Il fallimento dello Stato
Il problema, come porta a galla la strage in Calabria, è che si punterà ancora una volta a grandi dichiarazioni e a passerelle per i giornali, ma nella realtà difficilmente si otterranno delle risposte o un cambiamento.
Quanto accaduto in Calabria è il fallimento dello Stato, l’ultima goccia in ordine cronologico, ma non l’episodio che cambierà la lotta al caporalato.

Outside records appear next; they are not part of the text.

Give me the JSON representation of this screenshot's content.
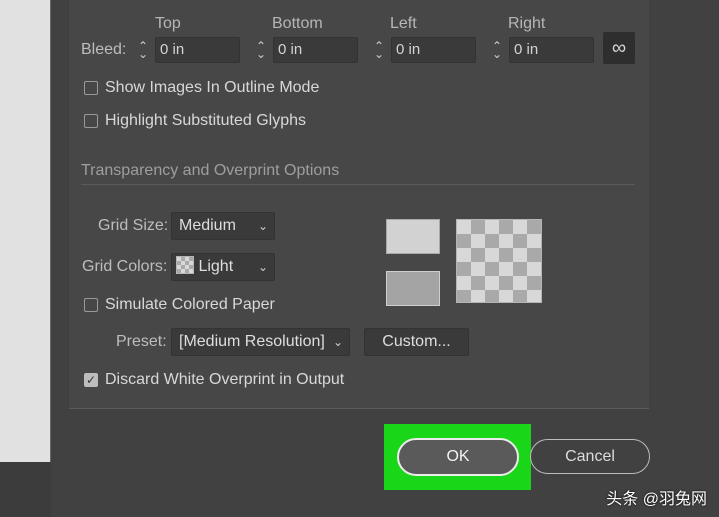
{
  "bleed": {
    "label": "Bleed:",
    "columns": [
      "Top",
      "Bottom",
      "Left",
      "Right"
    ],
    "values": [
      "0 in",
      "0 in",
      "0 in",
      "0 in"
    ]
  },
  "display_options": {
    "show_images_outline": "Show Images In Outline Mode",
    "highlight_glyphs": "Highlight Substituted Glyphs"
  },
  "transparency": {
    "section_title": "Transparency and Overprint Options",
    "grid_size_label": "Grid Size:",
    "grid_size_value": "Medium",
    "grid_colors_label": "Grid Colors:",
    "grid_colors_value": "Light",
    "simulate_paper": "Simulate Colored Paper",
    "preset_label": "Preset:",
    "preset_value": "[Medium Resolution]",
    "custom_button": "Custom...",
    "discard_overprint": "Discard White Overprint in Output"
  },
  "buttons": {
    "ok": "OK",
    "cancel": "Cancel"
  },
  "watermark": "头条 @羽兔网",
  "colors": {
    "highlight": "#19d619"
  }
}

Per la Flaica-Cub raccontare il caporalato come “colpa del singolo cattivo” toglie la responsabilità a chi ha il potere economico e politico. Viene puntato il dito contro le grandi imprese, i committenti e le istituzioni che promettono controlli, legalità e contrasto allo sfruttamento, ma che nelle campagne non scendono e non vedono il meccanismo che resta praticamente intatto.
La colpa, prosegue la Confederazione Unitaria di Base, è anche delle grandi distribuzioni organizzate e dei grandi marchi dell’agroalimentare. Questi dettano tempi di consegna, prezzi di acquisto, standard promozionali e margini sempre più stretti, e scaricano il ribasso sul prodotto e sui lavoratori.
Così, prosegue la nota, il caporale sul campo diventa l’ultimo esecutore visibile di pressioni economiche decise molto prima.
Dove lo Stato arretra il lavoro viene lasciato senza protezione, le agromafie trovano spazio. Entrano nei trasporti, negli alloggi, nel reclutamento, nelle campagne, nei passaggi opachi della filiera.
Per questo, denunciano, parlare di caporalato senza colpire il modello economico che lo alimenta significa fermarsi alla superficie. Servirebbero controlli continui di tutta la catena agroalimentare, trasporti e alloggi sicuri, contratti regolari, salari adeguati e protezione per chi denuncia o si ribella, come non è accaduto ai quattro braccianti bruciati vivi.